Figures 1a and 1b shows the degree of growth inhibition of HL-60 cells of the yellow skyweed extract, Figure 1a is a diagram showing the degree of growth inhibition of HL-60 cells when treated with methanol extracts and solvent-specific fractions of yellow skyflower leaves, 1b is a diagram showing the degree of inhibition of HL-60 cell growth when the ethyl acetate fraction of the yellow leaf was treated at various concentrations.

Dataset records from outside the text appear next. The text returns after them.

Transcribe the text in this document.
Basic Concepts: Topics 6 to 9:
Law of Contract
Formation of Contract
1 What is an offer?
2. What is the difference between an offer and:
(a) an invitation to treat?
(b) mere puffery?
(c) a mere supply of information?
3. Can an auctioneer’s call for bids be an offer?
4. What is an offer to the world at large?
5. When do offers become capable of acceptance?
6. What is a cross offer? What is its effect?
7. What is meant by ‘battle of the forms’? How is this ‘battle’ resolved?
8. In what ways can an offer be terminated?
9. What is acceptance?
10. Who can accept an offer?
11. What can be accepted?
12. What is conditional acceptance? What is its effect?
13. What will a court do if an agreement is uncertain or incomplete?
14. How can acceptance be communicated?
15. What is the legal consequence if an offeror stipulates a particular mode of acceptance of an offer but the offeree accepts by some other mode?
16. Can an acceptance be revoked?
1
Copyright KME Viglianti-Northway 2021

Figures 2a and 2b shows the DNA fragmentation in HL-60 cells of the yellow starch extract, Figure 2a is a diagram showing the degree of DNA fragmentation when treated with methanol extracts and solvent-specific fractions of yellow skystar leaves, Figure 2b Figure showing the degree of DNA fragmentation when treated with extract for each site,

Figures 3a to 3d shows the effect of apoptosis induction measured by flow cytometry, Figure 3a is a diagram showing the degree of apoptosis when no treatment, Figure 3b is treated with a yellow gingival root extract of 10 ㎍ / ㎖ Figure 3c is a diagram showing the degree of apoptosis of the city, Figure 3c is a diagram showing the degree of apoptosis at the time of treatment with 10 ㎍ / ㎖ yellow celtic seed extract, Figure 3d is treated with 50 ㎍ / ㎖ yellow stalk stem extract Is a diagram showing the degree of apoptosis in the city,

Figure 4a is a diagram showing the degree of activation of caspase-3 (Caspase-3) when treated with the extract and the ethyl acetate fraction of the leaves of each part of the yellow sky, Figure 4b is the extract and leaves of each part of the yellow A diagram showing the segment of PARP when treated with an ethyl acetate fraction.

Claims (9)

A pharmaceutical composition for the prevention and treatment of cancer diseases, including crude extracts of Trichosanthes kirilowii var. Japonica . The pharmaceutical composition according to claim 1, wherein the crude extract is water, C ₁ to C ₄ lower alcohols, and extracts soluble in a mixed solvent thereof. A pharmaceutical composition for the prevention and treatment of cancer diseases comprising a non-polar solvent soluble extract of yellow sky. The pharmaceutical composition according to claim 3, wherein the nonpolar solvent soluble extract is an extract soluble in hexane, chloroform, methylene chloride or ethyl acetate. The pharmaceutical composition according to claim 4, wherein the non-polar solvent soluble extract is an extract soluble in ethyl acetate. The pharmaceutical composition of claim 1 or 3, wherein the cancer disease is leukemia. 4. A pharmaceutical composition according to claim 1 or 3 comprising 0.1 to 50% of said extract relative to the total weight of the composition. A dietary supplement comprising a yellow flyweed extract and a food-acceptable food supplement additive that has a preventive effect on cancer diseases. The health functional food according to claim 8, which is a health beverage.